Method Public Data Required Support Unpaired Uni-modal Clients Cross-modal Knowledge Transfer Architecture Requirements
CreamFL Yes Yes Knowledge Distillation Heterogeneous
FedIoT No Yes Aggregation Strategy Homogeneous
FedCola No Yes Parameter-level Mixture + Aggregation Unified Transformer
  • CreamFL relies on public data for knowledge distillation, which offers weaker privacy protection and is sensitive to public data quality.
  • FedIoT only achieves cross-modal collaboration at the aggregation level; local training cannot exploit cross-modal information.
  • FedCola achieves cross-modal collaboration in both local training and global aggregation stages without any additional public datasets.
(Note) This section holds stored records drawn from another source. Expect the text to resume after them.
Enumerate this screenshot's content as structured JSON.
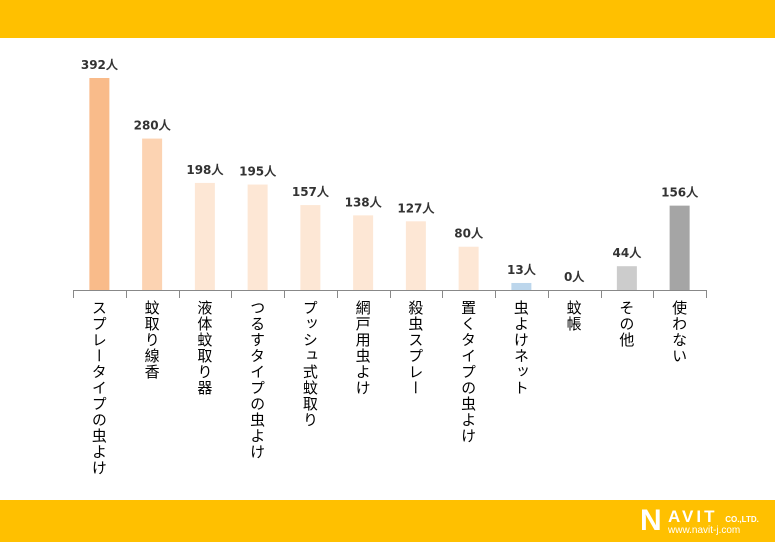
{
  "chart_data": {
    "type": "bar",
    "categories": [
      "スプレータイプの虫よけ",
      "蚊取り線香",
      "液体蚊取り器",
      "つるすタイプの虫よけ",
      "プッシュ式蚊取り",
      "網戸用虫よけ",
      "殺虫スプレー",
      "置くタイプの虫よけ",
      "虫よけネット",
      "蚊帳",
      "その他",
      "使わない"
    ],
    "values": [
      392,
      280,
      198,
      195,
      157,
      138,
      127,
      80,
      13,
      0,
      44,
      156
    ],
    "value_labels": [
      "392人",
      "280人",
      "198人",
      "195人",
      "157人",
      "138人",
      "127人",
      "80人",
      "13人",
      "0人",
      "44人",
      "156人"
    ],
    "colors": [
      "#f9bb8a",
      "#fcd3b2",
      "#fde7d5",
      "#fde7d5",
      "#fde7d5",
      "#fde7d5",
      "#fde7d5",
      "#fde7d5",
      "#bcd6ec",
      "#fde7d5",
      "#cccccc",
      "#a5a5a5"
    ],
    "title": "",
    "xlabel": "",
    "ylabel": "",
    "ylim": [
      0,
      392
    ],
    "grid": false
  },
  "footer": {
    "logo_text": "NAVIT CO.,LTD.",
    "logo_n": "N",
    "logo_avit": "AVIT",
    "logo_co": "CO.,LTD.",
    "url": "www.navit-j.com"
  },
  "theme": {
    "band": "#ffc000"
  }
}
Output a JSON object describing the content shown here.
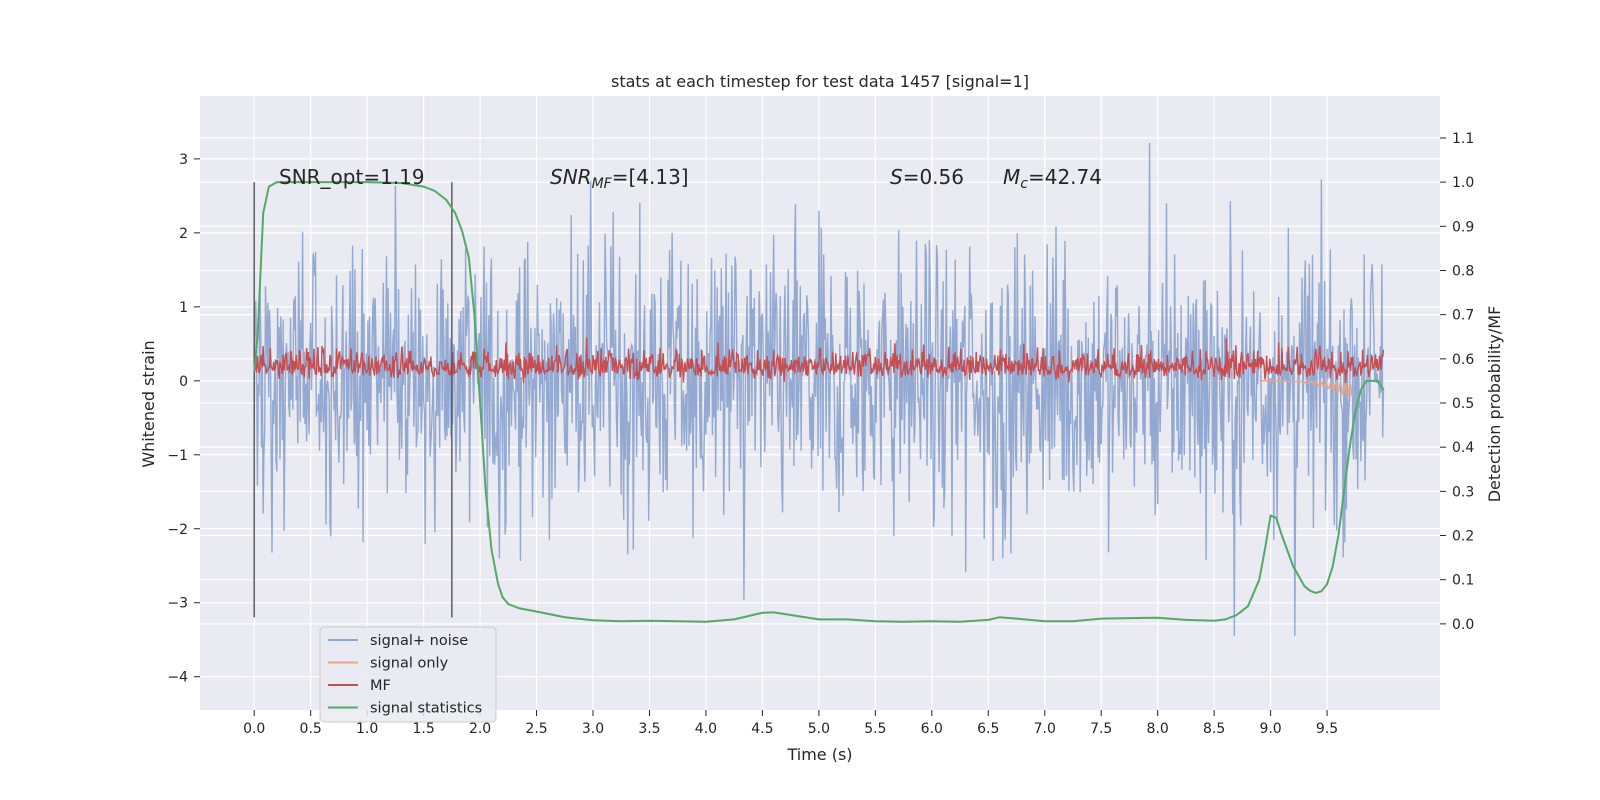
{
  "chart_data": {
    "type": "line",
    "title": "stats at each timestep for test data 1457 [signal=1]",
    "xlabel": "Time (s)",
    "ylabel_left": "Whitened strain",
    "ylabel_right": "Detection probability/MF",
    "xlim": [
      -0.48,
      10.5
    ],
    "ylim_left": [
      -4.45,
      3.85
    ],
    "ylim_right": [
      -0.195,
      1.195
    ],
    "x_ticks": [
      "0.0",
      "0.5",
      "1.0",
      "1.5",
      "2.0",
      "2.5",
      "3.0",
      "3.5",
      "4.0",
      "4.5",
      "5.0",
      "5.5",
      "6.0",
      "6.5",
      "7.0",
      "7.5",
      "8.0",
      "8.5",
      "9.0",
      "9.5"
    ],
    "y_ticks_left": [
      "3",
      "2",
      "1",
      "0",
      "−1",
      "−2",
      "−3",
      "−4"
    ],
    "y_ticks_right": [
      "1.1",
      "1.0",
      "0.9",
      "0.8",
      "0.7",
      "0.6",
      "0.5",
      "0.4",
      "0.3",
      "0.2",
      "0.1",
      "0.0"
    ],
    "grid": true,
    "legend_position": "lower-left",
    "annotations": {
      "snr_opt": "SNR_opt=1.19",
      "snr_mf_sym": "SNR",
      "snr_mf_sub": "MF",
      "snr_mf_rest": "=[4.13]",
      "s_sym": "S",
      "s_rest": "=0.56",
      "mc_sym": "M",
      "mc_sub": "c",
      "mc_rest": "=42.74"
    },
    "vertical_markers": [
      0.0,
      1.75
    ],
    "series": [
      {
        "name": "signal+ noise",
        "color": "#8fa5cf",
        "axis": "left",
        "kind": "noise",
        "x_range": [
          0.0,
          10.0
        ],
        "envelope": [
          -3.45,
          3.48
        ]
      },
      {
        "name": "signal only",
        "color": "#e8a58a",
        "axis": "left",
        "kind": "chirp",
        "x_range": [
          8.9,
          9.72
        ],
        "peak": -0.25
      },
      {
        "name": "MF",
        "color": "#c44e52",
        "axis": "right",
        "kind": "noise",
        "x_range": [
          0.0,
          10.0
        ],
        "envelope": [
          0.53,
          0.69
        ]
      },
      {
        "name": "signal statistics",
        "color": "#55a868",
        "axis": "right",
        "kind": "line",
        "x": [
          0.0,
          0.03,
          0.08,
          0.13,
          0.2,
          0.3,
          0.5,
          1.0,
          1.3,
          1.5,
          1.6,
          1.7,
          1.78,
          1.84,
          1.9,
          1.95,
          2.0,
          2.05,
          2.1,
          2.16,
          2.2,
          2.25,
          2.35,
          2.5,
          2.75,
          3.0,
          3.25,
          3.5,
          3.75,
          4.0,
          4.25,
          4.5,
          4.6,
          4.75,
          5.0,
          5.25,
          5.5,
          5.75,
          6.0,
          6.25,
          6.5,
          6.6,
          6.75,
          7.0,
          7.25,
          7.5,
          7.75,
          8.0,
          8.25,
          8.5,
          8.6,
          8.7,
          8.8,
          8.9,
          8.95,
          9.0,
          9.05,
          9.1,
          9.2,
          9.3,
          9.35,
          9.4,
          9.45,
          9.5,
          9.55,
          9.6,
          9.65,
          9.7,
          9.75,
          9.8,
          9.85,
          9.9,
          9.95,
          10.0
        ],
        "y": [
          0.57,
          0.65,
          0.93,
          0.99,
          1.0,
          1.0,
          1.0,
          1.0,
          0.998,
          0.99,
          0.98,
          0.96,
          0.93,
          0.89,
          0.83,
          0.7,
          0.5,
          0.3,
          0.17,
          0.09,
          0.06,
          0.045,
          0.035,
          0.028,
          0.015,
          0.008,
          0.006,
          0.007,
          0.006,
          0.005,
          0.01,
          0.025,
          0.026,
          0.02,
          0.01,
          0.01,
          0.006,
          0.005,
          0.006,
          0.005,
          0.009,
          0.015,
          0.012,
          0.006,
          0.006,
          0.012,
          0.013,
          0.014,
          0.009,
          0.007,
          0.01,
          0.02,
          0.04,
          0.1,
          0.17,
          0.245,
          0.24,
          0.2,
          0.13,
          0.085,
          0.075,
          0.07,
          0.074,
          0.09,
          0.13,
          0.2,
          0.3,
          0.4,
          0.48,
          0.53,
          0.55,
          0.55,
          0.55,
          0.53
        ]
      }
    ]
  }
}
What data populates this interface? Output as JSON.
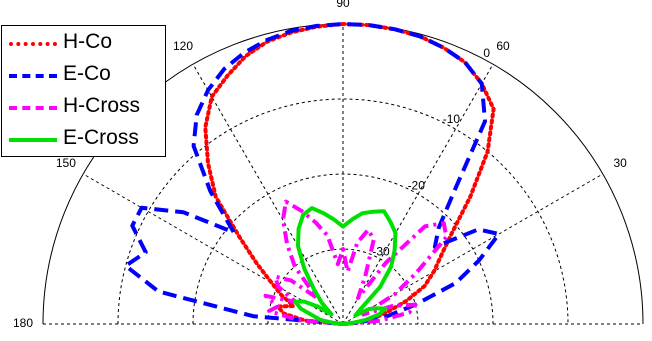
{
  "chart_data": {
    "type": "polar",
    "angle_ticks": [
      {
        "angle": 0,
        "label": "0"
      },
      {
        "angle": 30,
        "label": "30"
      },
      {
        "angle": 60,
        "label": "60"
      },
      {
        "angle": 90,
        "label": "90"
      },
      {
        "angle": 120,
        "label": "120"
      },
      {
        "angle": 150,
        "label": "150"
      },
      {
        "angle": 180,
        "label": "180"
      }
    ],
    "radial_ticks": [
      {
        "value": 0,
        "label": "0"
      },
      {
        "value": -10,
        "label": "-10"
      },
      {
        "value": -20,
        "label": "-20"
      },
      {
        "value": -30,
        "label": "-30"
      }
    ],
    "rlim": [
      -40,
      0
    ],
    "grid": true,
    "legend": {
      "placement": "top-left"
    },
    "series": [
      {
        "name": "H-Co",
        "color": "#ff0000",
        "style": "dotted",
        "points": [
          [
            0,
            -40
          ],
          [
            5,
            -38
          ],
          [
            10,
            -36
          ],
          [
            15,
            -34
          ],
          [
            20,
            -31
          ],
          [
            25,
            -28
          ],
          [
            30,
            -26
          ],
          [
            35,
            -24
          ],
          [
            40,
            -21
          ],
          [
            45,
            -16
          ],
          [
            50,
            -10
          ],
          [
            55,
            -5
          ],
          [
            60,
            -3
          ],
          [
            65,
            -1.5
          ],
          [
            70,
            -0.8
          ],
          [
            75,
            -0.3
          ],
          [
            80,
            -0.1
          ],
          [
            85,
            0
          ],
          [
            90,
            0
          ],
          [
            95,
            -0.2
          ],
          [
            100,
            -0.5
          ],
          [
            105,
            -1
          ],
          [
            110,
            -2
          ],
          [
            115,
            -3.5
          ],
          [
            120,
            -5
          ],
          [
            125,
            -8
          ],
          [
            130,
            -12
          ],
          [
            135,
            -16
          ],
          [
            140,
            -22
          ],
          [
            145,
            -26
          ],
          [
            150,
            -29
          ],
          [
            155,
            -31
          ],
          [
            160,
            -33
          ],
          [
            165,
            -31
          ],
          [
            170,
            -32
          ],
          [
            175,
            -35
          ],
          [
            180,
            -40
          ]
        ]
      },
      {
        "name": "E-Co",
        "color": "#0000ff",
        "style": "dashed",
        "points": [
          [
            0,
            -40
          ],
          [
            5,
            -38
          ],
          [
            10,
            -34
          ],
          [
            15,
            -30
          ],
          [
            20,
            -24
          ],
          [
            25,
            -20
          ],
          [
            30,
            -16
          ],
          [
            35,
            -18
          ],
          [
            40,
            -24
          ],
          [
            45,
            -22
          ],
          [
            50,
            -17
          ],
          [
            55,
            -7
          ],
          [
            60,
            -3
          ],
          [
            65,
            -1.5
          ],
          [
            70,
            -0.8
          ],
          [
            75,
            -0.3
          ],
          [
            80,
            -0.1
          ],
          [
            85,
            0
          ],
          [
            90,
            0
          ],
          [
            95,
            -0.1
          ],
          [
            100,
            -0.3
          ],
          [
            105,
            -0.8
          ],
          [
            110,
            -1.5
          ],
          [
            115,
            -2.5
          ],
          [
            120,
            -4
          ],
          [
            125,
            -6
          ],
          [
            130,
            -9
          ],
          [
            135,
            -15
          ],
          [
            140,
            -21
          ],
          [
            145,
            -14
          ],
          [
            150,
            -9
          ],
          [
            155,
            -9
          ],
          [
            160,
            -12
          ],
          [
            165,
            -10
          ],
          [
            170,
            -15
          ],
          [
            175,
            -28
          ],
          [
            180,
            -40
          ]
        ]
      },
      {
        "name": "H-Cross",
        "color": "#ff00ff",
        "style": "dashdot",
        "points": [
          [
            0,
            -40
          ],
          [
            5,
            -35
          ],
          [
            10,
            -31
          ],
          [
            15,
            -30
          ],
          [
            20,
            -33
          ],
          [
            25,
            -37
          ],
          [
            30,
            -32
          ],
          [
            35,
            -28
          ],
          [
            40,
            -22
          ],
          [
            45,
            -21
          ],
          [
            50,
            -23
          ],
          [
            55,
            -30
          ],
          [
            60,
            -36
          ],
          [
            65,
            -33
          ],
          [
            70,
            -28
          ],
          [
            75,
            -27
          ],
          [
            80,
            -29
          ],
          [
            85,
            -33
          ],
          [
            90,
            -30
          ],
          [
            95,
            -32
          ],
          [
            100,
            -28
          ],
          [
            105,
            -26
          ],
          [
            110,
            -24
          ],
          [
            115,
            -22
          ],
          [
            120,
            -24
          ],
          [
            125,
            -27
          ],
          [
            130,
            -30
          ],
          [
            135,
            -35
          ],
          [
            140,
            -31
          ],
          [
            145,
            -29
          ],
          [
            150,
            -30
          ],
          [
            155,
            -33
          ],
          [
            160,
            -29
          ],
          [
            165,
            -31
          ],
          [
            170,
            -30
          ],
          [
            175,
            -34
          ],
          [
            180,
            -40
          ]
        ]
      },
      {
        "name": "E-Cross",
        "color": "#00e000",
        "style": "solid",
        "points": [
          [
            0,
            -40
          ],
          [
            5,
            -39
          ],
          [
            10,
            -37
          ],
          [
            15,
            -35
          ],
          [
            20,
            -34
          ],
          [
            25,
            -35
          ],
          [
            30,
            -36
          ],
          [
            35,
            -38
          ],
          [
            40,
            -37
          ],
          [
            45,
            -33
          ],
          [
            50,
            -30
          ],
          [
            55,
            -28
          ],
          [
            60,
            -26
          ],
          [
            65,
            -25
          ],
          [
            70,
            -24
          ],
          [
            75,
            -24.5
          ],
          [
            80,
            -25
          ],
          [
            85,
            -26
          ],
          [
            90,
            -27
          ],
          [
            95,
            -26
          ],
          [
            100,
            -25
          ],
          [
            105,
            -24
          ],
          [
            110,
            -24.5
          ],
          [
            115,
            -26
          ],
          [
            120,
            -28
          ],
          [
            125,
            -31
          ],
          [
            130,
            -34
          ],
          [
            135,
            -36
          ],
          [
            140,
            -38
          ],
          [
            145,
            -36
          ],
          [
            150,
            -34
          ],
          [
            155,
            -33
          ],
          [
            160,
            -34
          ],
          [
            165,
            -36
          ],
          [
            170,
            -37
          ],
          [
            175,
            -39
          ],
          [
            180,
            -40
          ]
        ]
      }
    ]
  }
}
Inspirations & Connections

  • MoE Concepts in FL: Treating models of different modalities as "experts" and mixing them with gates provides a new paradigm for heterogeneous model collaboration in FL.
  • Layer Functional Characterization: The observation that Self-attention carries general knowledge while MLP carries task-specific knowledge can be generalized to other FL scenarios where selective aggregation is demanded.
  • Communication Efficiency: The equivalent weight compression trick (utilizing the linear property of linear layer combinations) has general applicability and can be applied to other scenarios that require mixing multiple model weights.
  • Complementary to personalized FL: Although FedCola focuses on global model performance, its strategy of merging Self-attention while keeping MLP independent is fundamentally a balance between generalization and personalization.

Rating

  • Novelty: ⭐⭐⭐⭐ — Explores Transformers in transfer MFL for the first time; complementary training and selective aggregation designs are highly novel.
  • Experimental Thoroughness: ⭐⭐⭐⭐ — Comprehensive across multi-setup, multi-domain gaps, ablation, and fairness analyses.
  • Writing Quality: ⭐⭐⭐⭐ — Problem formulation is clear, and the method is systematically explained.
  • Value: ⭐⭐⭐⭐ — Delivers a practical and extensible framework for multi-modal FL.